Pheromones are strong chemical cues that are sometimes thought to induce automatic behavioral responses, particularly in so-called ‘simple animals’ like fruit flies. Male flies fight with each other for the right to feed and mate on food patches, but when a female drops in, a male will court rather than act aggressively toward her. It was thought that a male determines the sex of an intruder to his food patch by sampling the strange fly's pheromones. Based on this, María de la Paz Fernández, Yick-Bun Chan and their colleagues predicted that a female fly expressing male pheromones would be quickly attacked by a resource-guarding male.
The authors tested their hypothesis by genetically engineering female flies to have a partial male pheromonal profile, though notably not including a male chemical called cVA that was recently described as an aggression-promoting pheromone. Fernández and Chan paired these masculinized females with wild-type males in small arenas with a dollop of food. The males displayed aggression toward these male-smelling females, which never happened toward wild-type females. However, males mated quite readily with the transformed females despite their smell. This made the authors curious whether females would be attacked or courted if they smelled feminine but behaved like males.
They engineered females by masculinizing their nervous systems but not their pheromones, paired them with wild-type males, and watched to see if the flies fought. They did, and they fought even more than males with females that smelled male. However, the males rarely initiated these fights.
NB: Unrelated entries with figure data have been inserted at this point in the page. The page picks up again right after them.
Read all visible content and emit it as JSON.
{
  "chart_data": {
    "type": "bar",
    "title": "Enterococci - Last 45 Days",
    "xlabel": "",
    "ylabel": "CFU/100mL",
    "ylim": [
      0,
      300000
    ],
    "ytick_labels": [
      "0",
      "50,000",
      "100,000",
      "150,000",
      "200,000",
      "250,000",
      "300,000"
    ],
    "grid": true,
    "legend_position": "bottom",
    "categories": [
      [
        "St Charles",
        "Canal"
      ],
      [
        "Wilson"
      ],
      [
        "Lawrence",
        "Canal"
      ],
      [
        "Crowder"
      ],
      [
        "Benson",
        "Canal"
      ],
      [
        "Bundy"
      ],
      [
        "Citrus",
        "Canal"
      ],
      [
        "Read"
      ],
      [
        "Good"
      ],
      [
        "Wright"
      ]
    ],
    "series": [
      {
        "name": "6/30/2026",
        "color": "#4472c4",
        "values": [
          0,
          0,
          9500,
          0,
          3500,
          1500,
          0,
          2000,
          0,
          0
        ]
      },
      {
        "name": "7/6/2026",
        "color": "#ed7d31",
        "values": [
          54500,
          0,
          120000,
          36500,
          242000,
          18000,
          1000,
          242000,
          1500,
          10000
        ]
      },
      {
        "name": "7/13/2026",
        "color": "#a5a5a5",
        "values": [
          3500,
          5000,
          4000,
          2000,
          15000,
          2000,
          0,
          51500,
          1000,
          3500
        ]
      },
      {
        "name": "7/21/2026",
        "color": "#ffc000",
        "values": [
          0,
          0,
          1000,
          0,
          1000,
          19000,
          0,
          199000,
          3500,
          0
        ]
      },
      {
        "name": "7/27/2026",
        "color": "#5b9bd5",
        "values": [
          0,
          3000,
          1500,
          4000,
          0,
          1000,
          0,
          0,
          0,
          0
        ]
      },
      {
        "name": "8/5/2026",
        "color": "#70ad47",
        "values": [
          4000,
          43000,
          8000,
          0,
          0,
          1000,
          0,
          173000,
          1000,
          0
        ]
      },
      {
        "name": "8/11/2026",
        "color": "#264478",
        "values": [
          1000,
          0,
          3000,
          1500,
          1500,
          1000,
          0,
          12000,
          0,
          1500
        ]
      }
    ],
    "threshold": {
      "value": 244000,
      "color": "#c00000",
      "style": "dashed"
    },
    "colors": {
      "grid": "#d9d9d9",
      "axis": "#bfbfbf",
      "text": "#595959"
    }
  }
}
Rather, it was the females with masculinized brains who typically lunged aggressively toward the males, and because the males responded in kind, they rarely mated successfully.
Next, the authors wondered whether the combination of pheromones and behavior was enough to effectively change regular male–female interactions into complete male–male aggression, or vice versa. Fernández and Chan combined their earlier experiments by constructing females that had both masculinized nervous systems and the partially masculinized pheromones that they had used before. These females fought with wild-type males just as much as wild-type males did, but again, the fights were more commonly initiated by the females rather than the males, and a low level of successful mating persisted in these matchups.
Finally, Fernández and Chan repeated the experiments with male flies. Feminizing either a male's nervous system or the pheromones resulted in only very slightly decreased aggression between a wild-type and a transformed male. However, altering both pheromones and behavior reduced aggression dramatically, though some fighting persisted. Wild-type males rarely attempted to mate with males who had feminized behaviors, but the combination of pheromones and behavior greatly enhanced mating attempts, approaching the levels of typical male–female interactions.
These results from Fernández, Chan and colleagues suggest that although most of the differences between normal male–female and male–male encounters can be reversed by endowing females with a particular set of male pheromones and male-like aggressive behavior, some parts of the story are still left out. It is possible that one of the missing pieces is the aggression-promoting chemical cVA, which is produced by a different mechanism from the one transformed in this study. However, one message is clear: flies pay attention to more than just pheromones when determining whether to fight or court a stranger.